I really like to think about things like the intersection of emotion and language, about how we try to construct symbols that represent ineffable experiences but which inevitably fail to do so. I find that describing strong emotions works best for me when I just give specific examples of how what I'm feeling makes me want to ACT. That still doesn't always get the exact point across, but it's better than "I like it a LOT."
Your inference is in no way a slight.
I can't relate to the military thing, as I've never served, but I have had a couple of very close friends who did, so they shared a little of their experiences with me. I definitely wouldn't consider a military story in the same light as a typical fantasy adventure story. I wouldn't expect romance to be prevalent in that circumstance. I think the experience of being a soldier, in a very strict hierarchy with an ironclad chain of command and a compulsory code of conduct, would be quite different from being a member of a standard D&D adventurer party. A soldier probably spends a lot of time doing exactly the thing that they are required to do, in a very focused way, as you've described, whereas a fictional fantasy "hero" mostly does whatever the fuck they want, and doesn't really answer to anyone. I wouldn't expect romance in a cop story, either. I mean, I didn't think that there should be romance in Disco Elysium, as that was about two detectives trying to solve a murder within a very short time frame.
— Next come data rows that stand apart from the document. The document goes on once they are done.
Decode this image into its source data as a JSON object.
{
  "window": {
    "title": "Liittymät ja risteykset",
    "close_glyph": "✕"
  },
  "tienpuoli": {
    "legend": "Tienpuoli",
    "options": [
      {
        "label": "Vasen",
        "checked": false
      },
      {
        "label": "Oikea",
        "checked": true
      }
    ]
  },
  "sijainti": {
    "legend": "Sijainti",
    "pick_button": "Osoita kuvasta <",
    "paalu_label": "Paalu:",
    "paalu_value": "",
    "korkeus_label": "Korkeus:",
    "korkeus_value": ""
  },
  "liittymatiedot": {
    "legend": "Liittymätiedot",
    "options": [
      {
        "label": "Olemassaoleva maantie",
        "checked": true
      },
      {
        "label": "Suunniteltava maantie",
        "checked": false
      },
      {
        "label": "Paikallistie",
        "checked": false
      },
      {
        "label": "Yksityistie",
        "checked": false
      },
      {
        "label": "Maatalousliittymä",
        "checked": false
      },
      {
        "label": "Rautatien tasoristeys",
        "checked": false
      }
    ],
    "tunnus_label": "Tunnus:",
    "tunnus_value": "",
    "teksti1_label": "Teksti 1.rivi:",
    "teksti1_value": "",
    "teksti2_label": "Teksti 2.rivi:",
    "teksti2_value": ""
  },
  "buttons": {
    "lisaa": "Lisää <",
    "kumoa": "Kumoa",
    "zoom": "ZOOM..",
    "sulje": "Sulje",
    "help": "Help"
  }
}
If there was an RPG about being in a modern military unit, it wouldn't feel weird to me if romance was never a factor.
That's really interesting about PTSD, I didn't know that. I can see it, though. Trauma is a real tricky thing. I kinda wish it was a topic that more RPGs explored, actually. It would have to be done carefully, of course.
"To be honest, most of my (few, fragmented, and unreliable if) fondest memories of former flames usually concern those things that went wrong which we found joy in anyway, rather than those perfect nights." Oh hell yeah, THIS. I fuckin love disasters, that's where I really bond with people and have the most fun. It sounds crazy to say that disasters are the most fun, but I'm kind of messed up anyway. I get weirdly gleeful when shit starts going horribly wrong. Especially if I'm with someone, and then I can try to lift their spirits about the whole thing. "It's an adventure!"
Well, okay the massive scale of human potential, sure. I mean I guess on a grand enough scale, most anything can be considered insignificant. But I think most humans don't really do much with all that potential. Most of them probably don't contribute much to the world beyond reproducing. Some not even that. I do like the IDEA of that potential, though. I am always wanting humanity to evolve to new and greater heights. It seems slow-going, though.